Q2: Can I use a code for “high risk of blood clots” instead of a specific diagnosis?
No. Codes like Z79.01 must be paired with a definitive diagnosis. A “high risk” code (like Z81.1 – Family history of venous thrombosis) is not sufficient to establish medical necessity for a potent anticoagulant like Xarelto. The payer needs to know the specific, current, or historical condition that warrants the drug.
Q3: My patient is on Xarelto for a DVT they had 5 years ago. The clot is gone. What is the correct code?
For an encounter where the DVT is not being actively treated or monitored, you would use Z86.718 – Personal history of other venous thrombosis and embolism along with Z79.01. The acute DVT code (I82.4-) is only for when the clot is current or being actively managed in the acute phase.

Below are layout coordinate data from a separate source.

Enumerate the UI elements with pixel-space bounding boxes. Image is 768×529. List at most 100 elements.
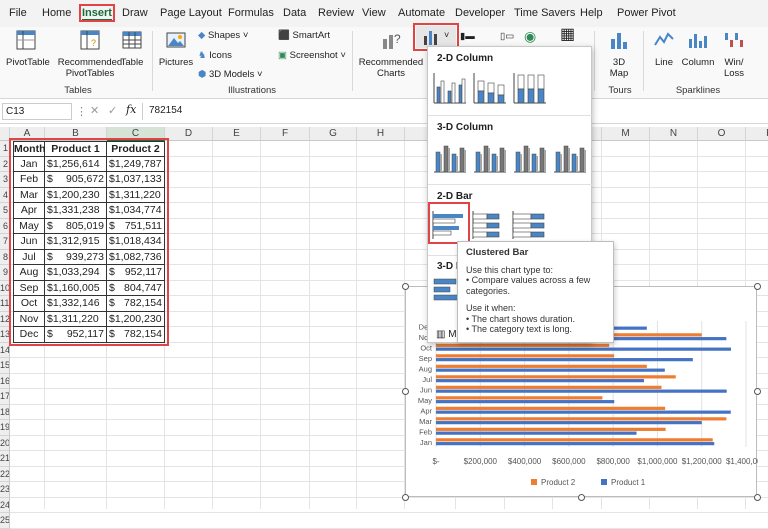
resize-handle[interactable] bbox=[402, 283, 409, 290]
sparkline-winloss-button[interactable]: Win/ Loss bbox=[720, 29, 748, 79]
row-header[interactable]: 21 bbox=[0, 451, 10, 467]
tab-power-pivot[interactable]: Power Pivot bbox=[617, 7, 676, 19]
resize-handle[interactable] bbox=[754, 283, 761, 290]
more-options-icon[interactable]: ⋮ bbox=[76, 105, 87, 118]
tab-draw[interactable]: Draw bbox=[122, 7, 148, 19]
row-header[interactable]: 25 bbox=[0, 513, 10, 529]
clustered-column-option[interactable] bbox=[433, 73, 466, 104]
pivottable-button[interactable]: PivotTable bbox=[6, 29, 50, 68]
resize-handle[interactable] bbox=[754, 388, 761, 395]
row-header[interactable]: 5 bbox=[0, 203, 10, 219]
row-header[interactable]: 24 bbox=[0, 497, 10, 513]
resize-handle[interactable] bbox=[754, 494, 761, 501]
tab-data[interactable]: Data bbox=[283, 7, 306, 19]
tab-home[interactable]: Home bbox=[42, 7, 71, 19]
row-header[interactable]: 18 bbox=[0, 404, 10, 420]
row-header[interactable]: 6 bbox=[0, 218, 10, 234]
smartart-button[interactable]: ⬛ SmartArt bbox=[278, 30, 330, 41]
icons-button[interactable]: ♞ Icons bbox=[198, 50, 232, 61]
row-header[interactable]: 15 bbox=[0, 358, 10, 374]
tab-automate[interactable]: Automate bbox=[398, 7, 445, 19]
screenshot-button[interactable]: ▣ Screenshot ˅ bbox=[278, 50, 346, 61]
pivotchart-button[interactable]: ▦ bbox=[560, 27, 575, 43]
row-header[interactable]: 16 bbox=[0, 373, 10, 389]
row-header[interactable]: 2 bbox=[0, 156, 10, 172]
tab-formulas[interactable]: Formulas bbox=[228, 7, 274, 19]
more-charts-link[interactable]: ▥ M bbox=[436, 329, 457, 340]
row-header[interactable]: 4 bbox=[0, 187, 10, 203]
3d-models-button[interactable]: ⬢ 3D Models ˅ bbox=[198, 69, 263, 80]
recommended-charts-button[interactable]: ? Recommended Charts bbox=[358, 29, 424, 79]
clustered-bar-option[interactable] bbox=[432, 211, 463, 239]
sparkline-line-icon bbox=[654, 32, 674, 46]
column-header[interactable]: N bbox=[650, 127, 698, 141]
row-header[interactable]: 3 bbox=[0, 172, 10, 188]
3d-clustered-column-option[interactable] bbox=[434, 145, 466, 173]
3d-100-stacked-column-option[interactable] bbox=[514, 145, 546, 173]
sparkline-line-button[interactable]: Line bbox=[650, 29, 678, 68]
column-header[interactable]: H bbox=[357, 127, 405, 141]
resize-handle[interactable] bbox=[402, 388, 409, 395]
column-header[interactable]: E bbox=[213, 127, 261, 141]
row-header[interactable]: 23 bbox=[0, 482, 10, 498]
row-header[interactable]: 10 bbox=[0, 280, 10, 296]
tab-time-savers[interactable]: Time Savers bbox=[514, 7, 575, 19]
column-header[interactable]: D bbox=[165, 127, 213, 141]
row-header[interactable]: 7 bbox=[0, 234, 10, 250]
row-header[interactable]: 9 bbox=[0, 265, 10, 281]
column-header[interactable]: G bbox=[310, 127, 357, 141]
waterfall-chart-button[interactable]: ▯▭ bbox=[500, 31, 514, 42]
confirm-icon[interactable]: ✓ bbox=[108, 104, 117, 117]
select-all-corner[interactable] bbox=[0, 127, 10, 141]
tab-insert[interactable]: Insert bbox=[79, 4, 115, 22]
tab-review[interactable]: Review bbox=[318, 7, 354, 19]
row-header[interactable]: 22 bbox=[0, 466, 10, 482]
column-header[interactable]: C bbox=[107, 127, 165, 141]
tab-page-layout[interactable]: Page Layout bbox=[160, 7, 222, 19]
chart-thumbnail-part bbox=[432, 230, 452, 236]
insert-function-button[interactable]: fx bbox=[126, 103, 136, 116]
3d-stacked-column-option[interactable] bbox=[474, 145, 506, 173]
column-header[interactable]: P bbox=[746, 127, 768, 141]
table-button[interactable]: Table bbox=[120, 29, 144, 68]
pictures-button[interactable]: Pictures bbox=[158, 29, 194, 68]
3d-map-button[interactable]: 3D Map bbox=[604, 29, 634, 79]
recommended-pivottables-button[interactable]: ? Recommended PivotTables bbox=[56, 29, 124, 79]
tab-help[interactable]: Help bbox=[580, 7, 603, 19]
row-header[interactable]: 11 bbox=[0, 296, 10, 312]
resize-handle[interactable] bbox=[402, 494, 409, 501]
name-box[interactable]: C13 bbox=[2, 103, 72, 120]
chart-thumbnail-part bbox=[537, 88, 545, 104]
stacked-bar-option[interactable] bbox=[472, 211, 500, 239]
chart-thumbnail-part bbox=[512, 222, 532, 229]
row-header[interactable]: 13 bbox=[0, 327, 10, 343]
tab-developer[interactable]: Developer bbox=[455, 7, 505, 19]
chart-thumbnail-part bbox=[520, 154, 522, 172]
svg-text:?: ? bbox=[394, 32, 401, 46]
maps-button[interactable]: ◉ bbox=[524, 29, 536, 44]
row-header[interactable]: 14 bbox=[0, 342, 10, 358]
row-header[interactable]: 1 bbox=[0, 141, 10, 157]
column-header[interactable]: A bbox=[10, 127, 45, 141]
stacked-column-option[interactable] bbox=[473, 73, 506, 104]
tab-view[interactable]: View bbox=[362, 7, 386, 19]
cancel-icon[interactable]: ✕ bbox=[90, 104, 99, 117]
tab-file[interactable]: File bbox=[9, 7, 27, 19]
hierarchy-chart-button[interactable]: ▮▬ bbox=[460, 31, 475, 42]
sparkline-column-button[interactable]: Column bbox=[680, 29, 716, 68]
shapes-button[interactable]: ◆ Shapes ˅ bbox=[198, 30, 248, 41]
row-header[interactable]: 19 bbox=[0, 420, 10, 436]
column-header[interactable]: B bbox=[45, 127, 107, 141]
3d-column-option[interactable] bbox=[554, 145, 586, 173]
row-header[interactable]: 12 bbox=[0, 311, 10, 327]
100-stacked-column-option[interactable] bbox=[513, 73, 546, 104]
column-header[interactable]: F bbox=[261, 127, 310, 141]
resize-handle[interactable] bbox=[578, 494, 585, 501]
column-header[interactable]: O bbox=[698, 127, 746, 141]
row-header[interactable]: 20 bbox=[0, 435, 10, 451]
100-stacked-bar-option[interactable] bbox=[512, 211, 545, 239]
row-header[interactable]: 17 bbox=[0, 389, 10, 405]
column-header[interactable]: M bbox=[602, 127, 650, 141]
insert-column-bar-chart-button[interactable]: ˅ bbox=[413, 23, 459, 51]
row-header[interactable]: 8 bbox=[0, 249, 10, 265]
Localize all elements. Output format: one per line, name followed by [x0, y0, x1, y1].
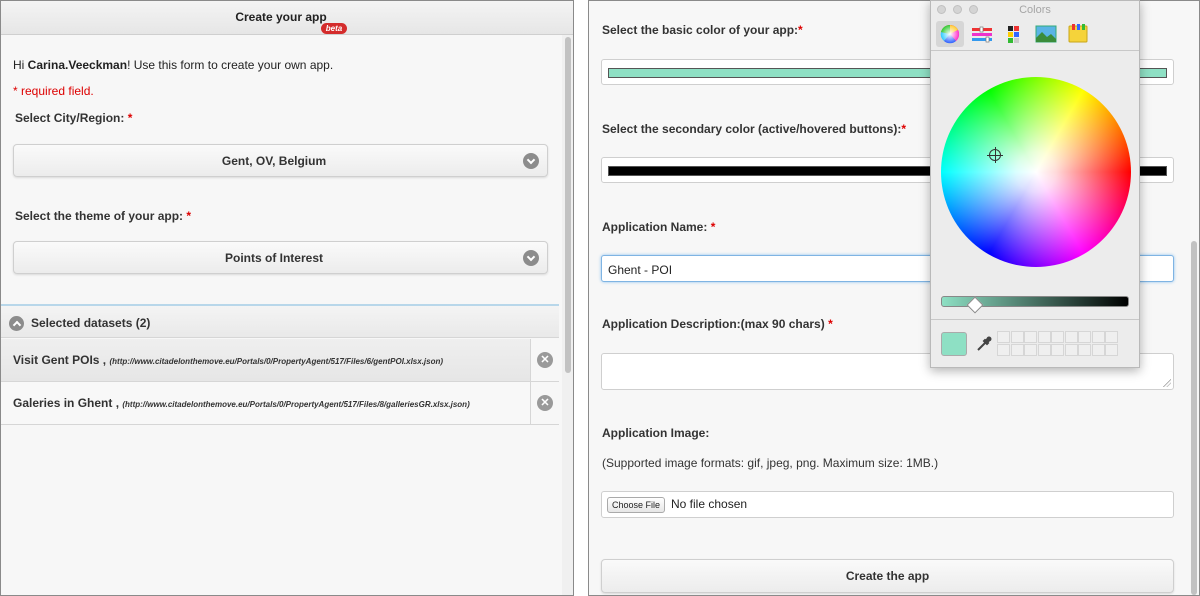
no-file-text: No file chosen	[671, 497, 748, 511]
greeting-text: Hi Carina.Veeckman! Use this form to cre…	[13, 58, 333, 72]
saved-swatch-cell[interactable]	[997, 331, 1010, 343]
color-picker-window: Colors	[930, 0, 1140, 368]
color-picker-title: Colors	[1019, 4, 1051, 16]
required-star: *	[710, 220, 716, 234]
saved-swatch-cell[interactable]	[1078, 344, 1091, 356]
greeting-prefix: Hi	[13, 58, 28, 72]
dataset-url: (http://www.citadelonthemove.eu/Portals/…	[122, 400, 470, 409]
datasets-collapsible-header[interactable]: Selected datasets (2)	[1, 304, 559, 338]
app-name-value: Ghent - POI	[608, 263, 673, 277]
app-image-note: (Supported image formats: gif, jpeg, png…	[602, 456, 939, 470]
image-palettes-icon[interactable]	[1032, 21, 1060, 47]
app-description-label-text: Application Description:(max 90 chars)	[602, 317, 825, 331]
secondary-color-label-text: Select the secondary color (active/hover…	[602, 122, 902, 136]
saved-swatch-cell[interactable]	[1024, 331, 1037, 343]
saved-swatch-cell[interactable]	[1105, 331, 1118, 343]
saved-swatch-cell[interactable]	[1105, 344, 1118, 356]
datasets-header-text: Selected datasets (2)	[31, 316, 151, 330]
required-star: *	[186, 209, 192, 223]
divider	[931, 50, 1139, 51]
scrollbar-thumb[interactable]	[1191, 241, 1197, 595]
choose-file-button[interactable]: Choose File	[607, 497, 665, 513]
city-label: Select City/Region: *	[15, 111, 132, 125]
beta-badge: beta	[321, 23, 347, 34]
saved-swatch-cell[interactable]	[1037, 331, 1051, 343]
saved-swatch-cell[interactable]	[1064, 331, 1078, 343]
required-star: *	[798, 23, 803, 37]
basic-color-label-text: Select the basic color of your app:	[602, 23, 799, 37]
create-app-button-label: Create the app	[845, 569, 930, 583]
color-wheel[interactable]	[941, 77, 1131, 267]
x-circle-icon: ✕	[537, 352, 553, 368]
scrollbar[interactable]	[562, 35, 573, 595]
crayons-icon[interactable]	[1064, 21, 1092, 47]
saved-swatches-grid	[997, 331, 1119, 357]
dataset-title: Galeries in Ghent ,	[13, 396, 120, 410]
secondary-color-label: Select the secondary color (active/hover…	[602, 122, 906, 136]
theme-select-value: Points of Interest	[224, 251, 323, 265]
dataset-name: Galeries in Ghent , (http://www.citadelo…	[13, 396, 470, 410]
color-mode-toolbar	[931, 19, 1139, 49]
chevron-up-icon	[9, 316, 24, 331]
saved-swatch-cell[interactable]	[1078, 331, 1091, 343]
city-select-value: Gent, OV, Belgium	[221, 154, 327, 168]
required-star: *	[828, 317, 833, 331]
remove-dataset-button[interactable]: ✕	[530, 339, 559, 381]
saved-swatch-cell[interactable]	[1051, 331, 1064, 343]
current-color-swatch[interactable]	[941, 332, 967, 356]
scrollbar-thumb[interactable]	[565, 37, 571, 373]
required-star: *	[901, 122, 907, 136]
palettes-icon[interactable]	[1000, 21, 1028, 47]
theme-select[interactable]: Points of Interest	[13, 241, 548, 274]
dataset-row: Galeries in Ghent , (http://www.citadelo…	[1, 382, 559, 425]
saved-swatch-cell[interactable]	[1091, 344, 1105, 356]
chevron-down-icon	[523, 153, 539, 169]
basic-color-label: Select the basic color of your app:*	[602, 23, 803, 37]
remove-dataset-button[interactable]: ✕	[530, 382, 559, 424]
city-select[interactable]: Gent, OV, Belgium	[13, 144, 548, 177]
scrollbar[interactable]	[1188, 241, 1199, 595]
saved-swatch-cell[interactable]	[1010, 331, 1024, 343]
saved-swatch-cell[interactable]	[997, 344, 1010, 356]
x-circle-icon: ✕	[537, 395, 553, 411]
create-app-panel: Create your app beta Hi Carina.Veeckman!…	[0, 0, 574, 596]
eyedropper-icon[interactable]	[975, 335, 993, 353]
saved-swatch-cell[interactable]	[1010, 344, 1024, 356]
theme-label: Select the theme of your app: *	[15, 209, 191, 223]
greeting-suffix: ! Use this form to create your own app.	[127, 58, 334, 72]
dataset-url: (http://www.citadelonthemove.eu/Portals/…	[109, 357, 444, 366]
chevron-down-icon	[523, 250, 539, 266]
dataset-name: Visit Gent POIs , (http://www.citadelont…	[13, 353, 443, 367]
app-name-label-text: Application Name:	[602, 220, 708, 234]
app-description-label: Application Description:(max 90 chars) *	[602, 317, 833, 331]
empty-area	[1, 425, 559, 595]
required-star: *	[127, 111, 133, 125]
theme-label-text: Select the theme of your app:	[15, 209, 184, 223]
required-note: * required field.	[13, 84, 94, 98]
crosshair-cursor[interactable]	[987, 147, 1003, 163]
saved-swatch-cell[interactable]	[1091, 331, 1105, 343]
dataset-title: Visit Gent POIs ,	[13, 353, 107, 367]
divider	[931, 319, 1139, 320]
saved-swatch-cell[interactable]	[1064, 344, 1078, 356]
sliders-icon[interactable]	[968, 21, 996, 47]
app-name-label: Application Name: *	[602, 220, 715, 234]
greeting-user: Carina.Veeckman	[27, 58, 128, 72]
app-image-label: Application Image:	[602, 426, 710, 440]
city-label-text: Select City/Region:	[15, 111, 125, 125]
create-app-button[interactable]: Create the app	[601, 559, 1174, 593]
color-wheel-icon[interactable]	[936, 21, 964, 47]
resize-handle[interactable]	[1163, 379, 1171, 387]
header-bar: Create your app beta	[1, 1, 573, 35]
dataset-row: Visit Gent POIs , (http://www.citadelont…	[1, 339, 559, 382]
file-input: Choose File No file chosen	[601, 491, 1174, 518]
saved-swatch-cell[interactable]	[1051, 344, 1064, 356]
color-picker-titlebar: Colors	[931, 1, 1139, 19]
page-title: Create your app	[235, 10, 327, 24]
saved-swatch-cell[interactable]	[1024, 344, 1037, 356]
saved-swatch-cell[interactable]	[1037, 344, 1051, 356]
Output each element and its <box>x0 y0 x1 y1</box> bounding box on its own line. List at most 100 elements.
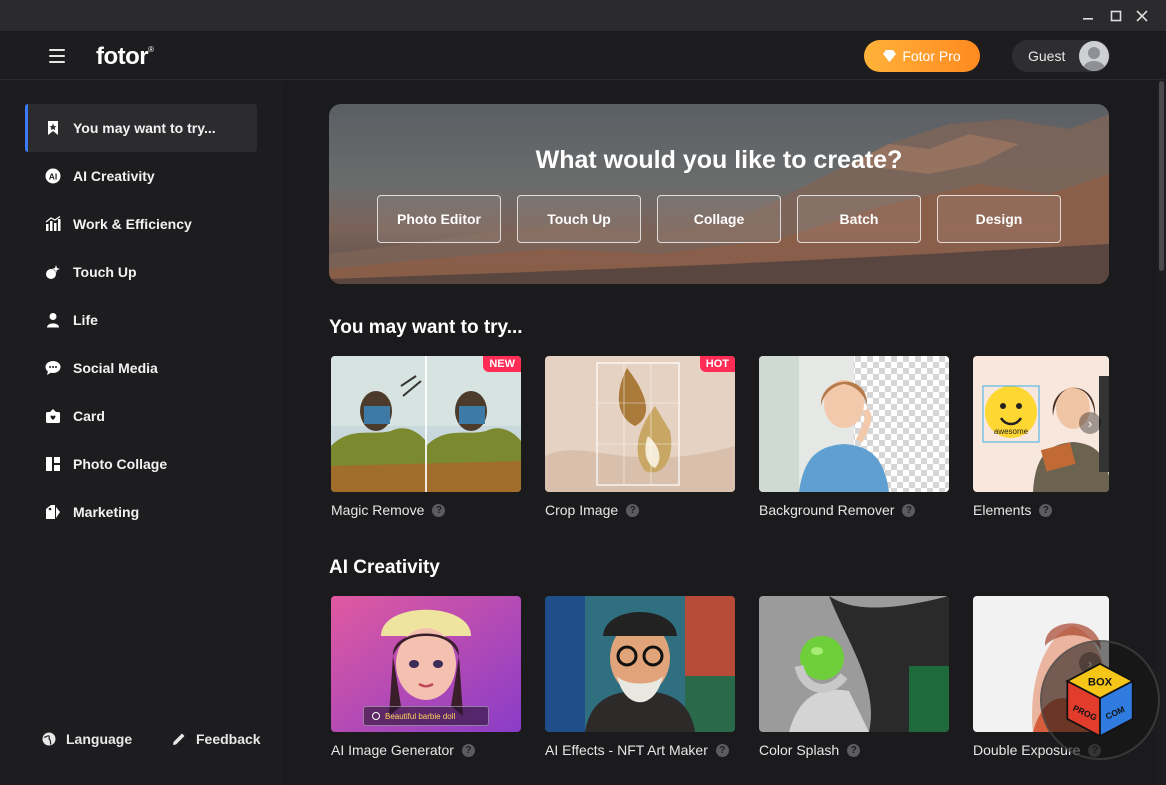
sidebar: You may want to try... AI AI Creativity … <box>0 81 282 785</box>
background-remover-preview <box>759 356 949 492</box>
diamond-icon <box>883 50 897 62</box>
card-ai-effects[interactable]: AI Effects - NFT Art Maker? <box>545 596 735 758</box>
help-icon[interactable]: ? <box>626 503 640 517</box>
card-label: Background Remover <box>759 502 895 518</box>
hero-title: What would you like to create? <box>535 146 903 174</box>
touch-up-button[interactable]: Touch Up <box>517 195 641 243</box>
sidebar-item-you-may-want[interactable]: You may want to try... <box>25 104 257 152</box>
sidebar-item-photo-collage[interactable]: Photo Collage <box>25 440 257 488</box>
svg-text:BOX: BOX <box>1088 676 1113 688</box>
sidebar-item-label: AI Creativity <box>73 168 155 184</box>
crop-image-preview <box>545 356 735 492</box>
card-thumbnail: HOT <box>545 356 735 492</box>
help-icon[interactable]: ? <box>432 503 446 517</box>
main-content: What would you like to create? Photo Edi… <box>282 81 1156 785</box>
card-label: AI Effects - NFT Art Maker <box>545 742 708 758</box>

Q4: What is the difference between Z79.01 and Z79.02?
Z79.01 is for long-term (current) use of anticoagulants (e.g., Xarelto, warfarin, Eliquis). Z79.02 is for long-term (current) use of antiplatelets (e.g., aspirin, clopidogrel/Plavix). Xarelto is an anticoagulant, so you always use Z79.01.
Q5: How do I code for a patient who has both AFib and a history of PE?
You would code both conditions. For example: I48.2 (Chronic AFib), Z86.711 (Personal history of PE), and Z79.01. The sequencing would depend on the reason for the encounter. If the visit is primarily for AFib management, list I48.2 first.